Komisioner KPU Terjaring OTT KPK
Sebut Kemungkinan Harun Masiku Korban, Adian Napitupulu: Boleh Tidak Dia Memperjuangkan Haknya?
Politikus PDIP Adian Napitupulu menyebut tersangka Harun Masiku hanya menjadi korban iming-iming dari eks Komisoner KPU Wahyu Setiawan.
Editor: Mohamad Yoenus
TRIBUNWOW.COM - Politikus PDIP Adian Napitupulu menyebut tersangka Harun Masiku hanya menjadi korban iming-iming dari eks Komisoner KPU Wahyu Setiawan.
"Harun Masiku punya hak menjadi anggota DPR, hak itu berdasarkan keputusan partai yang diberikan berdasarkan keputusan Mahkamah Agung, lalu dia tunggu haknya diberikan KPU, tapi tidak diberikan," kata Adian dalam diskusi bertajuk 'Ada Apa Dibalik Kasus Wahyu?' di kawasan Tebet, Jakarta Selatan, Minggu (19/1/2020).
Untuk mendapat haknya sebagai anggota DPR, kata Adian, Harun Masiku berusaha mendapatkan keadilan tersebut.
• Jokowi Beri Sinyal Sandiaga Capres 2024, PDIP: Kami Punya Ganjar, Puan, Risma, Banyak Sekali Kader
Kemudian, menurut Adian Napitupulu, datanglah tawaran dari Wahyu Setiawan.
Kata Adian, karena Harun Masiku merasa posisinya secara hukum benar, akhirnya menuruti perintah Wahyu Setiawan.
"Boleh tidak dia memperjuangkan haknya, kalau boleh dia berjuang. Mungkin caranya salah karena adanya tawaran, kira-kira seperti itu, tapi dalam hal ini harus jernih melihat, ada dua kemungkinan dia mungkin pelaku suap, kemungkinan kedua dia korban dari iming-iming penyelenggara," katanya.
"Karena dia diberi hak yang diberikan Mahkamah Agung. Tanpa keputusan MA, saya percaya dia tidak akan melakukan ini," sambungnya.
Seperti diketahui, calon anggota legislatif dari PDIP Harun Masiku diduga menyuap Komisioner KPU Wahyu Setiawan agar pergantian anggota DPR melalui mekanisme pergantian antar waktu (PAW) diproses KPU.
Upaya itu, dibantu mantan Anggota Badan Pengawas Pemilu Agustiani Tio Fridelina dan seorang kader PDIP Saeful Bahri.
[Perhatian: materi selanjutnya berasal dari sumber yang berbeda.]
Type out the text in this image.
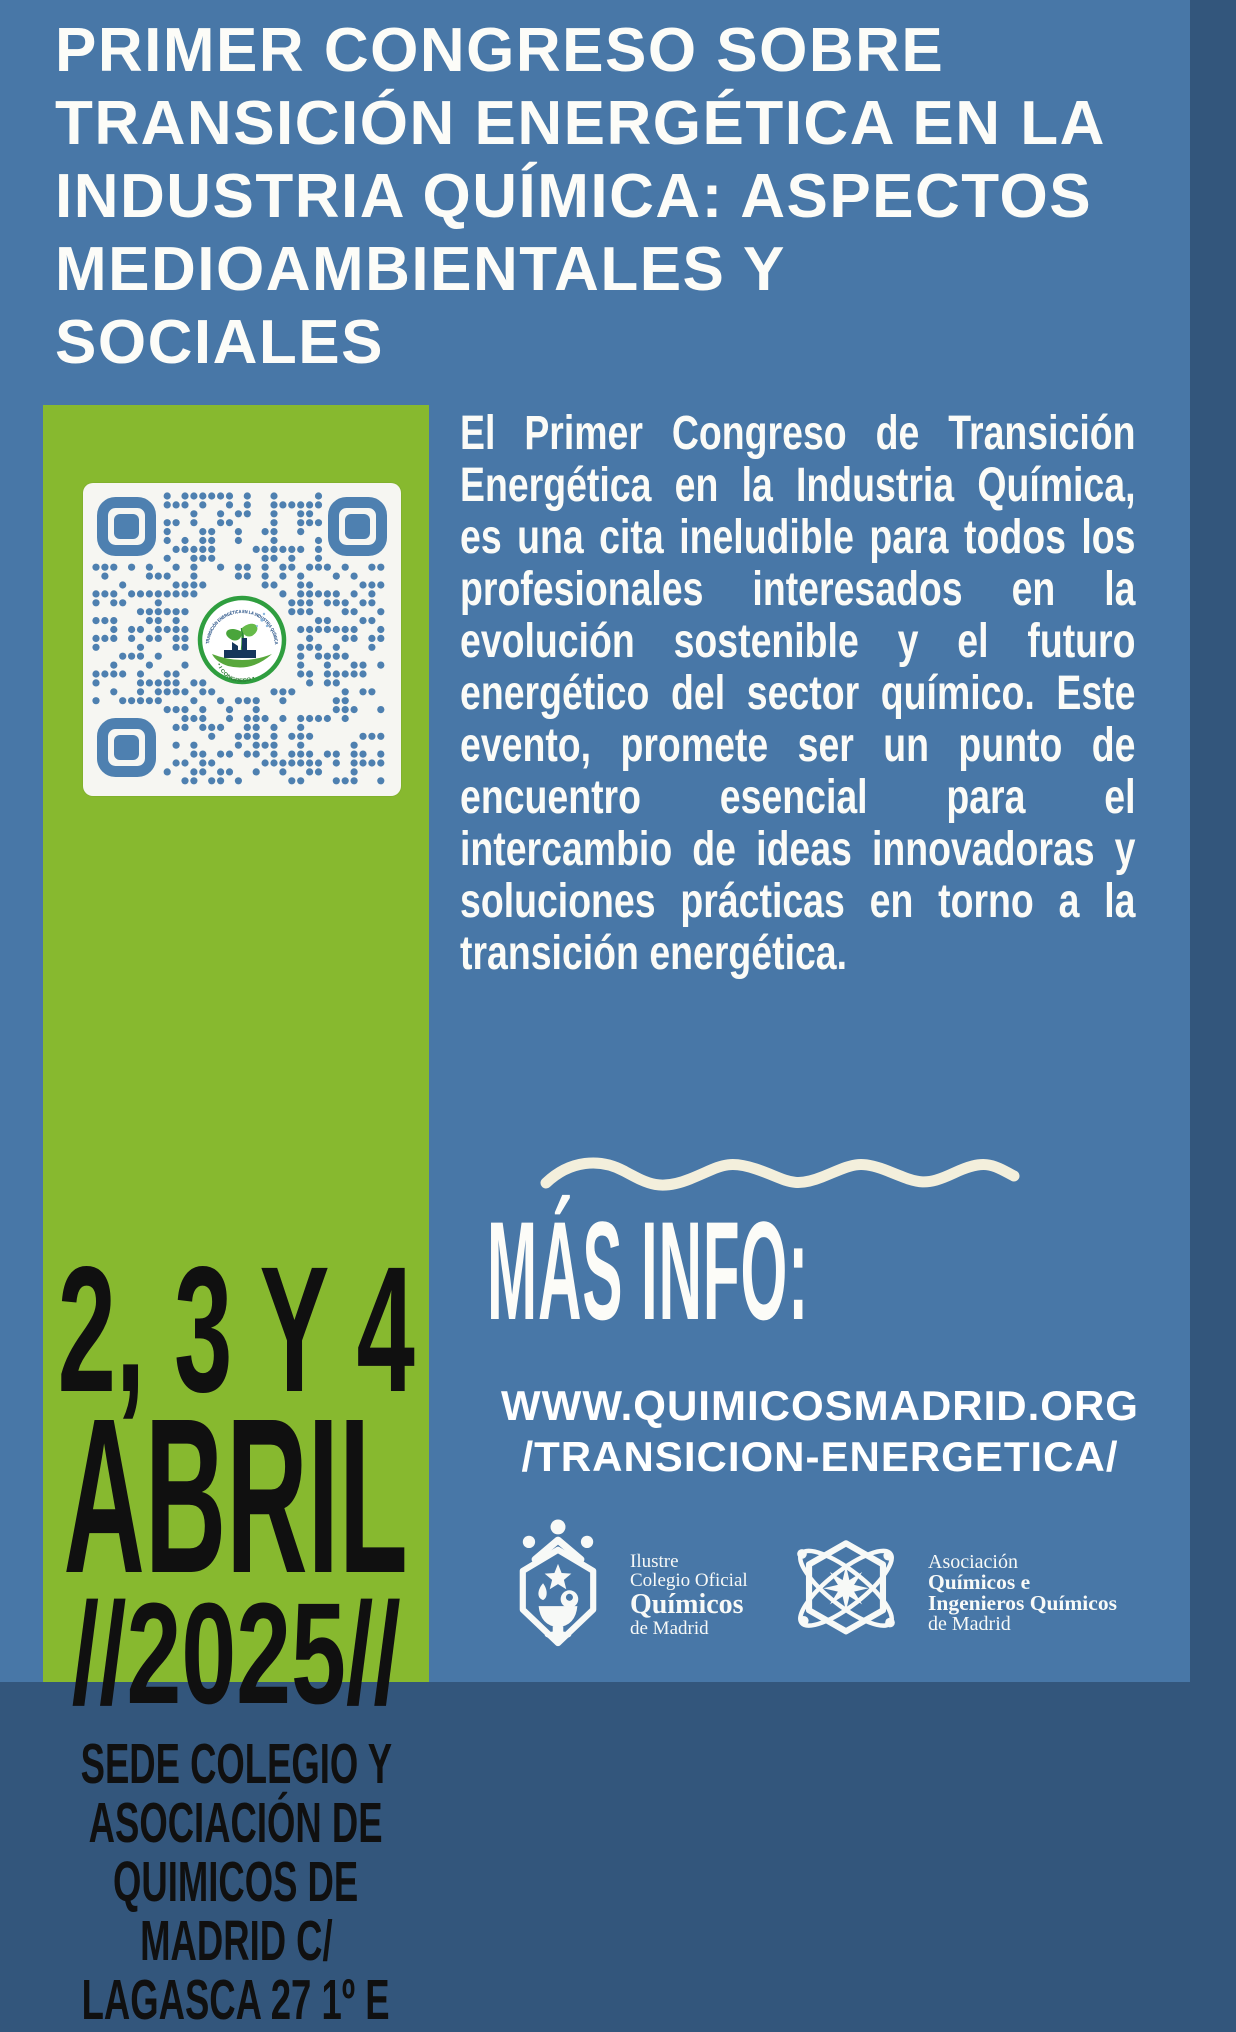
PRIMER CONGRESO SOBRE
TRANSICIÓN ENERGÉTICA EN LA
INDUSTRIA QUÍMICA: ASPECTOS
MEDIOAMBIENTALES Y
SOCIALES
TRANSICIÓN ENERGÉTICA EN LA INDUSTRIA QUÍMICA
• I CONGRESO •
2, 3 Y 4
ABRIL
//2025//
SEDE COLEGIO Y
ASOCIACIÓN DE
QUIMICOS DE
MADRID C/
LAGASCA 27 1º E

El Primer Congreso de Transición Energética en la Industria Química, es una cita ineludible para todos los profesionales interesados en la evolución sostenible y el futuro energético del sector químico. Este evento, promete ser un punto de encuentro esencial para el intercambio de ideas innovadoras y soluciones prácticas en torno a la transición energética.

MÁS INFO:
WWW.QUIMICOSMADRID.ORG
/TRANSICION-ENERGETICA/
Ilustre
Colegio Oficial
Químicos
de Madrid
Asociación
Químicos e
Ingenieros Químicos
de Madrid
Wahyu diduga telah meminta uang sebesar Rp 900 juta kepada Harun untuk dapat memuluskan tujuannya.
Permintaan itu pun dipenuhi Harun Nasiku.
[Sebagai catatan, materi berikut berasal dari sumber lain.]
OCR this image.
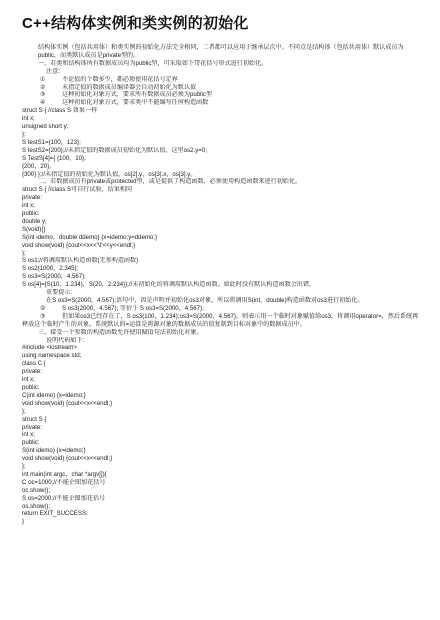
C++结构体实例和类实例的初始化
结构体实例（包括共用体）和类实例的初始化方法完全相同，二者都可以应用于继承层次中。不同点是结构体（包括共用体）默认成员为public，而类默认成员是private型的。
一、若类和结构体所有数据成员均为public型，可采取如下带花括号形式进行初始化。
注意：
①	不论值的个数多少，都必须使用花括号定界
②	未指定值的数据成员编译器会自动初始化为默认值
③	这种初始化对象方式，要求所有数据成员必须为public型
④	这种初始化对象方式，要求类中不能编写任何构造函数
struct S { //class S 效果一样
int x;
unsigned short y;
};
S testS1={100，123};
S testS2={200};//未指定值的数据成员初始化为默认值，这里os2.y=0;
S TestS[4]={ {100，10}，
{200，20}，
{300} };//未指定值的初始化为默认值，os[2].y，os[3].x，os[3].y。
二、若数据成员有private或protected型，或是提供了构造函数，必须使用构造函数来进行初始化。
struct S { //class S可自行试验，结果相同
private:
int x;
public:
double y;
S(void){}
S(int idemo，double ddemo) {x=idemo;y=ddemo;}
void show(void) {cout<<x<<'\t'<<y<<endl;}
};
S os1;//将调用默认构造函数(无参构造函数)
S os2(1000，2.345);
S os3=S(2000，4.567);
S os[4]={S(10，1.234)，S(20，2.234)};//未初始化的将调用默认构造函数。如此时没有默认构造函数会出错。
重要提示：
在S os3=S(2000，4.567);语句中，因是声明并初始化os3对象，所以将调用S(int，double)构造函数对os3进行初始化。
②	S os3(2000，4.567); 等价于 S os3=S(2000，4.567);
③	但如果os3已经存在了，S os3(100，1.234);os3=S(2000，4.567)，则表示用一个临时对象赋值给os3，将调用operator=，然后系统再释放这个临时产生的对象。系统默认的=运算是将源对象的数据成员的值复制到目标对象中的数据成员中。
三、接受一个参数的构造函数允许使用赋值句法初始化对象。
说明代码如下：
#include <iostream>
using namespace std;
class C {
private:
int x;
public:
C(int idemo) {x=idemo;}
void show(void) {cout<<x<<endl;}
};
struct S {
private:
int x;
public:
S(int idemo) {x=idemo;}
void show(void) {cout<<x<<endl;}
};
int main(int argc，char *argv[]){
C oc=1000;//不能企图加花括号
oc.show();
S os=2000;//不能企图加花括号
os.show();
return EXIT_SUCCESS;
}
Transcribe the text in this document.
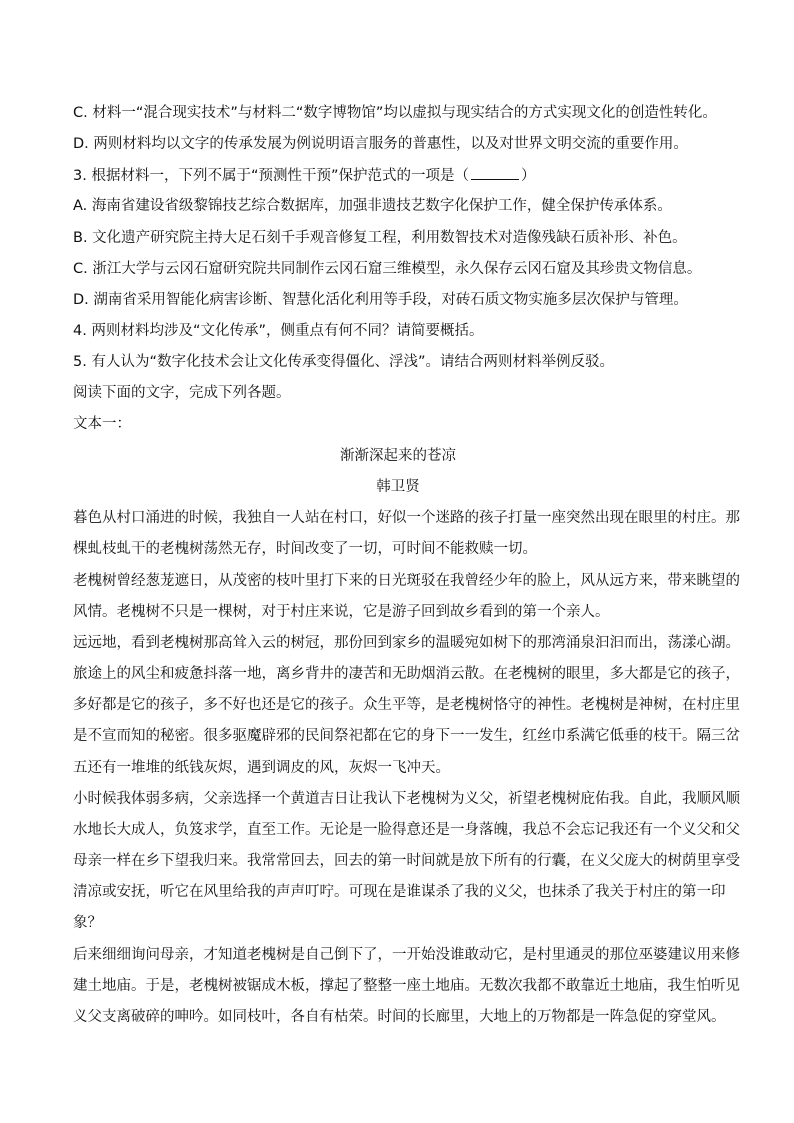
C. 材料一“混合现实技术”与材料二“数字博物馆”均以虚拟与现实结合的方式实现文化的创造性转化。
D. 两则材料均以文字的传承发展为例说明语言服务的普惠性，以及对世界文明交流的重要作用。
3. 根据材料一，下列不属于“预测性干预”保护范式的一项是（	）
A. 海南省建设省级黎锦技艺综合数据库，加强非遗技艺数字化保护工作，健全保护传承体系。
B. 文化遗产研究院主持大足石刻千手观音修复工程，利用数智技术对造像残缺石质补形、补色。
C. 浙江大学与云冈石窟研究院共同制作云冈石窟三维模型，永久保存云冈石窟及其珍贵文物信息。
D. 湖南省采用智能化病害诊断、智慧化活化利用等手段，对砖石质文物实施多层次保护与管理。
4. 两则材料均涉及“文化传承”，侧重点有何不同？请简要概括。
5. 有人认为“数字化技术会让文化传承变得僵化、浮浅”。请结合两则材料举例反驳。
阅读下面的文字，完成下列各题。
文本一：
渐渐深起来的苍凉
韩卫贤
暮色从村口涌进的时候，我独自一人站在村口，好似一个迷路的孩子打量一座突然出现在眼里的村庄。那
棵虬枝虬干的老槐树荡然无存，时间改变了一切，可时间不能救赎一切。
老槐树曾经葱茏遮日，从茂密的枝叶里打下来的日光斑驳在我曾经少年的脸上，风从远方来，带来眺望的
风情。老槐树不只是一棵树，对于村庄来说，它是游子回到故乡看到的第一个亲人。
远远地，看到老槐树那高耸入云的树冠，那份回到家乡的温暖宛如树下的那湾涌泉汩汩而出，荡漾心湖。
旅途上的风尘和疲惫抖落一地，离乡背井的凄苦和无助烟消云散。在老槐树的眼里，多大都是它的孩子，
多好都是它的孩子，多不好也还是它的孩子。众生平等，是老槐树恪守的神性。老槐树是神树，在村庄里
是不宣而知的秘密。很多驱魔辟邪的民间祭祀都在它的身下一一发生，红丝巾系满它低垂的枝干。隔三岔
五还有一堆堆的纸钱灰烬，遇到调皮的风，灰烬一飞冲天。
小时候我体弱多病，父亲选择一个黄道吉日让我认下老槐树为义父，祈望老槐树庇佑我。自此，我顺风顺
水地长大成人，负笈求学，直至工作。无论是一脸得意还是一身落魄，我总不会忘记我还有一个义父和父
母亲一样在乡下望我归来。我常常回去，回去的第一时间就是放下所有的行囊，在义父庞大的树荫里享受
清凉或安抚，听它在风里给我的声声叮咛。可现在是谁谋杀了我的义父，也抹杀了我关于村庄的第一印
象？
后来细细询问母亲，才知道老槐树是自己倒下了，一开始没谁敢动它，是村里通灵的那位巫婆建议用来修
建土地庙。于是，老槐树被锯成木板，撑起了整整一座土地庙。无数次我都不敢靠近土地庙，我生怕听见
义父支离破碎的呻吟。如同枝叶，各自有枯荣。时间的长廊里，大地上的万物都是一阵急促的穿堂风。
Namun, pemberian uang itu dilakukan secara bertahap dengan dua kali transaksi yakni pada pertengahan dan akhir bulan Desember 2019.
Pemberian pertama, Wahyu menerima Rp200 juta dari Rp400 juta yang diberikan oleh sumber yang belum diketahui KPK.
Uang tersebut diterimanya melalui Agustiani di sebuah pusat perbelanjaan di Jakarta Selatan.
Kedua, Harun memberikan Rp850 juta pada Saeful melalui stafnya di DPP PDIP.